Billy huyó y Ojo de Águila fue detrás de él.

–¡Regresen! ¡Cobardes! –el anciano gritó, pero los dos hombres ya habían desaparecido en la oscuridad del bosque.   Corrieron sin siquiera mirar atrás para saber qué fue del destino del viejo Russell. Siguieron durante varios minutos hasta que se cruzaron con una casilla de madera que estaba desocupada.

–Entremos aquí –dijo Billy quedándose sin aire–; ya no puedo seguir corriendo.

Ojo de Águila ingresó y se sentó en el suelo; la luz de la luna que entraba por la ventana le iluminó el rostro. Ambos mantuvieron silencio hasta que se oyó un nuevo rugido, entonces el joven nativo comenzó a rezar:

«¡Oh, gran espíritu! No soy más que uno de tus hijos, soy pequeño y débil, soy carne y hueso».

–¡Cállate! –dijo Billy–. Va a oírte.

–El Wingakaw ya sabe que estamos aquí, señor Billy.

–¿Y crees que si le rezas va a perdonarte?

–No, señor Billy; el Wingakaw nos matará a todos. Le rezo porque lo adoro sin importar sus decisiones; él es un dios, y yo no soy quién para juzgarlo.

–Tú sabías que ibas a morir, ¿verdad? ¿Para qué viniste?

Ojo de Águila suspiró y luego decidió contarle la verdad al único de sus compañeros que quedaba aún con vida:

–Mi padre es el jefe de los kiokees. Yo me iba a casar con la hija del jefe de los imokais, para así poner fin a la vieja enemistad que hay entre nuestros pueblos. Juntos íbamos a gobernar la región desde el río Tombo hasta el lago Tihuapec. Un día mi prometida me vio en la cama con otra mujer: una muchacha blanca hija de un comerciante. El casamiento se canceló y los imokais juraron enemistad eterna hacia los kiokees. Ahora solo mi muerte podrá compensar la vergüenza que he traído a mi familia.
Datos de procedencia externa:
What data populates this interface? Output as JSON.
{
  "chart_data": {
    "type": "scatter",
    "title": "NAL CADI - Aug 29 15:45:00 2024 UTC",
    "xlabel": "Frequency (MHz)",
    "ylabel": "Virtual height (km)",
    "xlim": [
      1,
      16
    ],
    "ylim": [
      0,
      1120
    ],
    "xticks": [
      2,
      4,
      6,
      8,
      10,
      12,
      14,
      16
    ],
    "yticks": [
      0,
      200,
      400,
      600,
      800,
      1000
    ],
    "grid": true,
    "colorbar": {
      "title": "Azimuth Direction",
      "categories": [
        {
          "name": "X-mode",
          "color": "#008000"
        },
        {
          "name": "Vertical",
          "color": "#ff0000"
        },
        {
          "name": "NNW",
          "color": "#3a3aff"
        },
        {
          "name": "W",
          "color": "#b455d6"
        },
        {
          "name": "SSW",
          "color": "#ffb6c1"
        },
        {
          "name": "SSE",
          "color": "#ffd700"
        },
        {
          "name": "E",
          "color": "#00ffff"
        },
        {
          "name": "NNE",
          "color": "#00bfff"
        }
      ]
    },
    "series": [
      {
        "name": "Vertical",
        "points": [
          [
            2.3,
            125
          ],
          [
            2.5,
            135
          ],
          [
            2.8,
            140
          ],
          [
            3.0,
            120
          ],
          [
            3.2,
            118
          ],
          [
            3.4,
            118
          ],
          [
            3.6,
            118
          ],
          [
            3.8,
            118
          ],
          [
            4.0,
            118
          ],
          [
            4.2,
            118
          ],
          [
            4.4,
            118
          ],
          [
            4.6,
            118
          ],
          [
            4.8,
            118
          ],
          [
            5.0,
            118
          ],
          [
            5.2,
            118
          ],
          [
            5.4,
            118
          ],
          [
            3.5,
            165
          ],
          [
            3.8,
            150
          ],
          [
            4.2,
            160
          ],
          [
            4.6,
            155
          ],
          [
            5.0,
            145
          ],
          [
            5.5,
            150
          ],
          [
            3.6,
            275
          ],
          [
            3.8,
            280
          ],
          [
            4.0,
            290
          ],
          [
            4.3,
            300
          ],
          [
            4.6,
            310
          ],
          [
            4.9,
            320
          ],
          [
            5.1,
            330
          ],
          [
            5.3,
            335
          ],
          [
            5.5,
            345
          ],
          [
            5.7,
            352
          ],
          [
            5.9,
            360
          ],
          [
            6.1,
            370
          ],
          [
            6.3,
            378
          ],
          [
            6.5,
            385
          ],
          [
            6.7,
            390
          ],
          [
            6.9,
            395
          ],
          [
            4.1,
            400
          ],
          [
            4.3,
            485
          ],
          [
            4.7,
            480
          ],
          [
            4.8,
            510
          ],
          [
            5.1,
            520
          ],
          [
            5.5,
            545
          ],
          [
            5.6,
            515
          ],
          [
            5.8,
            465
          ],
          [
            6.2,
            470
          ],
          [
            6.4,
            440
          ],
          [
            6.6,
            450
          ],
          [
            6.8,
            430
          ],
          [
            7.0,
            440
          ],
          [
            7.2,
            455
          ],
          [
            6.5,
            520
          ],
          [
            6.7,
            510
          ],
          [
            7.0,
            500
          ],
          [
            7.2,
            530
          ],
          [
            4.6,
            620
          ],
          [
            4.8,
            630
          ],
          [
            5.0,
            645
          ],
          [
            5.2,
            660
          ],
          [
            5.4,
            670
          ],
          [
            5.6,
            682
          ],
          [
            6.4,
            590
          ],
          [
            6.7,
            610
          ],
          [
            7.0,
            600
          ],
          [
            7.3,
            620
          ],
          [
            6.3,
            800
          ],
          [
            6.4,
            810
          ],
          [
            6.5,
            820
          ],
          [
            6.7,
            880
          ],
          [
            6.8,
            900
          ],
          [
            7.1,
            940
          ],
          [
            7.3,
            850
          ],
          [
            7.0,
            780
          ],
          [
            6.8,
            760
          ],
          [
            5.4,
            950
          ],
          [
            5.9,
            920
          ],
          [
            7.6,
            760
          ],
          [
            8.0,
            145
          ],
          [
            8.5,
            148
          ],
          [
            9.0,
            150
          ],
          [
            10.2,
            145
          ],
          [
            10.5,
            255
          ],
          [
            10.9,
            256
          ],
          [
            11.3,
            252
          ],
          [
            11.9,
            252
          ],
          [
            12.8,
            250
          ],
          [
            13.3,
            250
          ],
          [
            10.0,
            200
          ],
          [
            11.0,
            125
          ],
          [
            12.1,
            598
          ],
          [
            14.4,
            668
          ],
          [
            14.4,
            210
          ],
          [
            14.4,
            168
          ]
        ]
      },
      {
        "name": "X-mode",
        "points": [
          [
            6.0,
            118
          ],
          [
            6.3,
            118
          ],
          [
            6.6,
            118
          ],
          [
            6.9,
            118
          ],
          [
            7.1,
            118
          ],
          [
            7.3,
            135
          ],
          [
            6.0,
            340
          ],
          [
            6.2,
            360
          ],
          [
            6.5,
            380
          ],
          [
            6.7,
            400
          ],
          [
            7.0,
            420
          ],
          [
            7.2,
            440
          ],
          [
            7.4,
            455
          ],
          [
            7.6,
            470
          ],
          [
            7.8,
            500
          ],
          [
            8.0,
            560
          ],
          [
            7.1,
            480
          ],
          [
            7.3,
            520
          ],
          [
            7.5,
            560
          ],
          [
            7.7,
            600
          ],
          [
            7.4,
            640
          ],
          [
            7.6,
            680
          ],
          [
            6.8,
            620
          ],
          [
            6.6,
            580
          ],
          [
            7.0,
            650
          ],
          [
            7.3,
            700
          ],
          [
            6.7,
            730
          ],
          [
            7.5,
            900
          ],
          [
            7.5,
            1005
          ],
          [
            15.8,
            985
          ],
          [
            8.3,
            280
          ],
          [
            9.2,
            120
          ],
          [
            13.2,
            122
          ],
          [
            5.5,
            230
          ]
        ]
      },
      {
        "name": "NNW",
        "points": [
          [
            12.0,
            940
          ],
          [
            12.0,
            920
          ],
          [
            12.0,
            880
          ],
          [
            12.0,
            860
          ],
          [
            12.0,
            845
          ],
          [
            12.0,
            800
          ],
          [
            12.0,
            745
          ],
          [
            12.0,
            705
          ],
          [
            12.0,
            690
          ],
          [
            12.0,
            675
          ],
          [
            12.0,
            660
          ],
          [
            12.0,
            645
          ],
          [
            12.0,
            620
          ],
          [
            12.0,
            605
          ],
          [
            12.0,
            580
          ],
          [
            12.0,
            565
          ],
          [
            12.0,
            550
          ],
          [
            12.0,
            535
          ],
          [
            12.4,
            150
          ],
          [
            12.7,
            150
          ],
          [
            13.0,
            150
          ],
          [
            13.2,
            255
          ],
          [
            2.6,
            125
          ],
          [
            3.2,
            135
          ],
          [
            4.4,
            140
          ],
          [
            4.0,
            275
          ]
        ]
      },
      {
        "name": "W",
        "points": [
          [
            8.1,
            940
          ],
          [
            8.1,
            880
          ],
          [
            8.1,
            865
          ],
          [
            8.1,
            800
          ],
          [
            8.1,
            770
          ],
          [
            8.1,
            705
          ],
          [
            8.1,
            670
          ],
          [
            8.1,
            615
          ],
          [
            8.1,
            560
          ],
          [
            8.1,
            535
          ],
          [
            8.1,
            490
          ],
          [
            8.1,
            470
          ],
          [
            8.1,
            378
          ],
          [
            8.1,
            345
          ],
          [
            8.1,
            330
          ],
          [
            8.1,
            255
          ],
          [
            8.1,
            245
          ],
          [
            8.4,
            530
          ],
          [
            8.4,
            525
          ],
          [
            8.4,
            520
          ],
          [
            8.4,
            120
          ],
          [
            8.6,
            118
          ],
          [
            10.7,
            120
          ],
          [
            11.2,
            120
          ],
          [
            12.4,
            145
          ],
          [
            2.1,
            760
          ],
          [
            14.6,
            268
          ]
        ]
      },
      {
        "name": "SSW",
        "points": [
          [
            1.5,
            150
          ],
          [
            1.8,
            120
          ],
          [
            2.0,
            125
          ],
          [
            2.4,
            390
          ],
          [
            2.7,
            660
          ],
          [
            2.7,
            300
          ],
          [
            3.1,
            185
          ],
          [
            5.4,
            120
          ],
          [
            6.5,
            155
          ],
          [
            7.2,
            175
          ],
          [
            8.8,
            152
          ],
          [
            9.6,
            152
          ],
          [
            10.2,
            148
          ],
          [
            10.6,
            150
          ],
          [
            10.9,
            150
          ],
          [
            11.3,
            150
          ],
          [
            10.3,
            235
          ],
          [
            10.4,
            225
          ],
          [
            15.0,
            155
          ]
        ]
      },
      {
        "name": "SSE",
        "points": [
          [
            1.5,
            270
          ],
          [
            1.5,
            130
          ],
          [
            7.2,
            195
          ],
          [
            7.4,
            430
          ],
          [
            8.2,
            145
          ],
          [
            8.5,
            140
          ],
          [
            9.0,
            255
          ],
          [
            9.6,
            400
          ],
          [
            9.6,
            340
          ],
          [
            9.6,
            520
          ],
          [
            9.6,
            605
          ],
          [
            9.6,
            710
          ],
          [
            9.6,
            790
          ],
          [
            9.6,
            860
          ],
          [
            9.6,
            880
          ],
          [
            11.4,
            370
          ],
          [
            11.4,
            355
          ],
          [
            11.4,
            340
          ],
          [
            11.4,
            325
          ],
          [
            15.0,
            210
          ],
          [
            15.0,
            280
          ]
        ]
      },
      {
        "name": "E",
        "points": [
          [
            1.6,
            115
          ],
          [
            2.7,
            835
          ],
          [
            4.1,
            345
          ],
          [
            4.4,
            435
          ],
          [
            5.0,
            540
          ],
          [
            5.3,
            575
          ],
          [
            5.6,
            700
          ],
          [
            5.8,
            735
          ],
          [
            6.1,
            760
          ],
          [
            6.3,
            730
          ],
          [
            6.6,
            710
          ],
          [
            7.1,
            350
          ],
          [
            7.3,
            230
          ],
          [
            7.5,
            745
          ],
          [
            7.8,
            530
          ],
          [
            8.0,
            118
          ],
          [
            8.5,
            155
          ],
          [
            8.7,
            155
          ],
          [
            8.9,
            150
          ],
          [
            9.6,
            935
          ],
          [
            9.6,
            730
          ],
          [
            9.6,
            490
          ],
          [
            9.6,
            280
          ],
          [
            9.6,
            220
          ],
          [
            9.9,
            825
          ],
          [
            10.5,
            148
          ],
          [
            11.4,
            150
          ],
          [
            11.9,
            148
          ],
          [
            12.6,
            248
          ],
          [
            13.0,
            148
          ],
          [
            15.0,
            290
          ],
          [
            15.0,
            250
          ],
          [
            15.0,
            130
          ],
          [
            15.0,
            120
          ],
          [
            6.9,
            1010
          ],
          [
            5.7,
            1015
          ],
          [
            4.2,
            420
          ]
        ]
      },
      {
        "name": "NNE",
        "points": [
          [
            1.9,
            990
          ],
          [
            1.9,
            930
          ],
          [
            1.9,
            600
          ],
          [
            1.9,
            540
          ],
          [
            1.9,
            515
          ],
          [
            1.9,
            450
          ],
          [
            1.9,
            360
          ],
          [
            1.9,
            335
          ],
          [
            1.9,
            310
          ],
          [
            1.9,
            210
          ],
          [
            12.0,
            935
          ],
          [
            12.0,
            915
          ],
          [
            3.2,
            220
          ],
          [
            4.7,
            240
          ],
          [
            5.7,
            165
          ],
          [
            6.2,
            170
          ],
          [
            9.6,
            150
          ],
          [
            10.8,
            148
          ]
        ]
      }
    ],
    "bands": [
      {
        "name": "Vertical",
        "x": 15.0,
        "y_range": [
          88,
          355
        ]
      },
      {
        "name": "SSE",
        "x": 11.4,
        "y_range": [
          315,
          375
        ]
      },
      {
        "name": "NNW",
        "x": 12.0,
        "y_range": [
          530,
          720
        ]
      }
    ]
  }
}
Un nuevo rugido se oyó, mucho más cercano esa vez. De pronto unas enormes garras arrancaron sin esfuerzo el techo de la casilla. Los dos hombres miraron hacia arriba y vieron a la bestia abrir sus fauces. Tenía tres hileras de colmillos filosos como espadas, y una lengua bífida que se sacudía lanzando saliva espumosa. Varios tentáculos surgieron de la criatura, y sujetaron a Billy de los brazos y piernas. Los esfuerzos del hombre fueron en vano, y los tentáculos lo estiraron hasta que sus cuatro extremidades se desprendieron de su cuerpo. Las paredes de la pequeña casilla se pintaron de rojo, y un chorro de sangre dibujó una línea en el rostro de Ojo de Águila.

El joven nativo decidió no ofrecer resistencia alguna ante el cruel dios. Dejó caer su hacha emplumada al suelo y luego extendió los brazos mientras continuaba recitando plegarias:

«¡Oh, gran espíritu! No soy más que uno de tus hijos, soy pequeño y débil, soy carne y hueso, soy carne y hueso…»   Luego de devorar la carne y el hueso de su fiel seguidor, el Wingakaw regresó al campamento. Allí estaba Russell, aún vivo, juntando sus pertenencias.

El anciano pudo notar la presencia de la bestia en la oscuridad. No sabía en dónde estaba, pero podía oír una respiración bestial entre las secuoyas.

–¿Qué haces aquí? –preguntó el hombre–; ya tienes tus almas.

Era cierto, Russell había cumplido con la promesa como lo hacía cada año, entregándole seis almas en el corazón del bosque. Los ojos del anciano comenzaron a ponerse vidriosos a causa del miedo, hasta que al fin solo hubo silencio. Russell supo entonces que estaba solo y que el Wingakaw lo había vuelto a perdonar.